Ce qu'on oublie aussi, c'est que Jésus était le Messie et le Fils de Dieu que pour les futurs chrétiens de l'époque : il ne l'était ni pour les Romains, ni pour les Juifs qui voyaient en lui un rebelle, donc l'attachement n'est en rien comparable : on ne peut pas par exemple aujourd'hui demander à des hindoustes d'admirer le Pape.
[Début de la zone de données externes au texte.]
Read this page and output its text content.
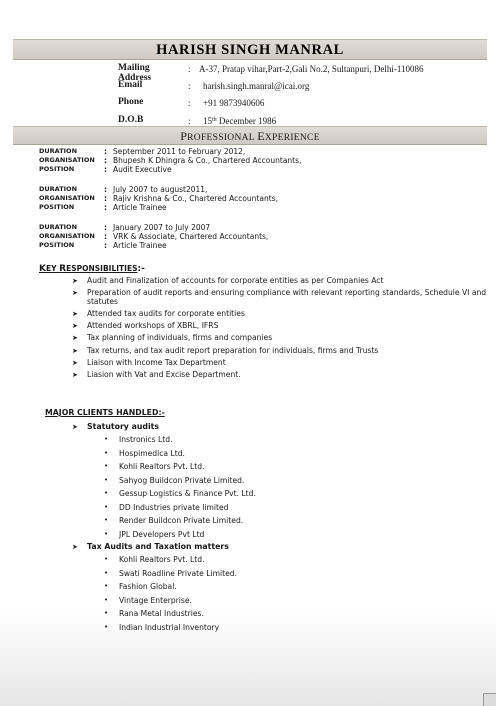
HARISH SINGH MANRAL
Mailing Address
: A-37, Pratap vihar,Part-2,Gali No.2, Sultanpuri, Delhi-110086
Email	: harish.singh.manral@icai.org
Phone	: +91 9873940606
D.O.B	: 15th December 1986
PROFESSIONAL EXPERIENCE
DURATION	: September 2011 to February 2012,
ORGANISATION : Bhupesh K Dhingra & Co., Chartered Accountants,
POSITION	: Audit Executive
DURATION	: July 2007 to august2011,
ORGANISATION : Rajiv Krishna & Co., Chartered Accountants,
POSITION	: Article Trainee
DURATION	: January 2007 to July 2007
ORGANISATION : VRK & Associate, Chartered Accountants,
POSITION	: Article Trainee
KEY RESPONSIBILITIES:-
➤ Audit and Finalization of accounts for corporate entities as per Companies Act
➤ Preparation of audit reports and ensuring compliance with relevant reporting standards, Schedule VI and statutes
➤ Attended tax audits for corporate entities
➤ Attended workshops of XBRL, IFRS
➤ Tax planning of individuals, firms and companies
➤ Tax returns, and tax audit report preparation for individuals, firms and Trusts
➤ Liaison with Income Tax Department
➤ Liasion with Vat and Excise Department.
MAJOR CLIENTS HANDLED:-
➤ Statutory audits
• Instronics Ltd.
• Hospimedica Ltd.
• Kohli Realtors Pvt. Ltd.
• Sahyog Buildcon Private Limited.
• Gessup Logistics & Finance Pvt. Ltd.
• DD Industries private limited
• Render Buildcon Private Limited.
• JPL Developers Pvt Ltd
➤ Tax Audits and Taxation matters
• Kohli Realtors Pvt. Ltd.
• Swati Roadline Private Limited.
• Fashion Global.
• Vintage Enterprise.
• Rana Metal Industries.
• Indian Industrial Inventory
Je voudrais dire pour terminer que le Pardon est au centre de la religion chrétienne, et que même si les Juifs avaient tué Jésus (ce qui n'est pas le cas), les chrétiens auraient du pardonner depuis très longtemps. Le pouvoir papal et chrétien a pardonné aux prêtres pédophiles qui ont humiliés, battus, violés et poussés au suicide des petits enfants et des jeunes adolescents pendant des dizaines et des dizaines d'années, voir des centaines d'années, alors les chrétiens peuvent bien pardonner aux Juifs la mort d'un homme adulte il y a 2000 ans parce qu'ils étaient persuadés que cet homme êtait un rebelle et un blasphémateur.

Je suis catholique non pratiquante : je pense toujours que Jésus était un prophéte, mais je laisse le droit à ceux qui ne croient pas ou qui ne sont pas chrétiens de voir en lui un rebelle (pas de le tuer évidement mais de pardonnerle crime si cela avait été le cas).

L'antisémitisme et l'antijudaisme se nourissent comme des "vautours" de la mort de Jésus depuis deux millénaires : IL EST TEMPS D'ARRETER.

Anonyme a dit…

Vous n'êtes certainement pas chrétien ... vous êtes
juste en pleine propaguande.

Sam a dit…

Monique, je suis juif croyant non pratiquant, pour information j'ai étudié dans un collège et lycée privé catholique (pour ceux qui pourraient éventuellement me taxer de sectaire) et je vous félicite des propos que vous avez tenus car vous mettez le doigt sur le fondement même de l’antisémitisme chrétien, mais aussi peut-être sans le vouloir sur l’antisémitisme musulman qui est certainement devenu le plus virulent depuis 50 ans. En effet les origines sont d'abord et avant tout politiques et géopolitiques, autrement dit pour des questions de pouvoir et de conquête de territoire. La religion a de tous temps été utilisée comme un moyen de contrôler les masses, et rien d'autre. C'est pourquoi la spiritualité est selon moi quelque chose de personnel et n'a pas toujours grand rapport avec la pratique d'une religion, mais a bien plus a voir avec la conscience de l’humanité en tant qu’entité plus grande et importante que la somme des individus qu'elle représente.

Anonyme a dit…

Pour répondre à Monique, Jesus a été condamné par le Sanhédrin qui est l'assemblée législative traditionnelle du peuple juif. Je cite wikipedia : De nombreuses références au Sanhédrin sont présentes dans le Nouveau testament. C’est notamment devant le Sanhédrin que comparaît Jésus après son arrestation par la garde du Grand Prêtre Caïphe. Ayant réaffirmé qu'il était le fils de Dieu, il est accusé de blasphème et condamné à la lapidation, mais ensuite jugé et condamné à la crucifixion pour sédition par le préfet de Judée Ponce Pilate.

Pierre, Jean, Étienne et Jacques, des disciples de Jésus passeront aussi à leur tour devant les membres de la docte assemblée.

Donc Jésus a bien été jugé coupable par un tribunal juif, et la sentence exécutée par les romains car ces juifs vivaient sous occupation romaine.

Vatican II est très critiquable, demandez à un traditionaliste ce qu'il en pense. De plus ce concile ne dédouane pas du tout les juifs, mais partagent leur responsabilité avec celle des romains.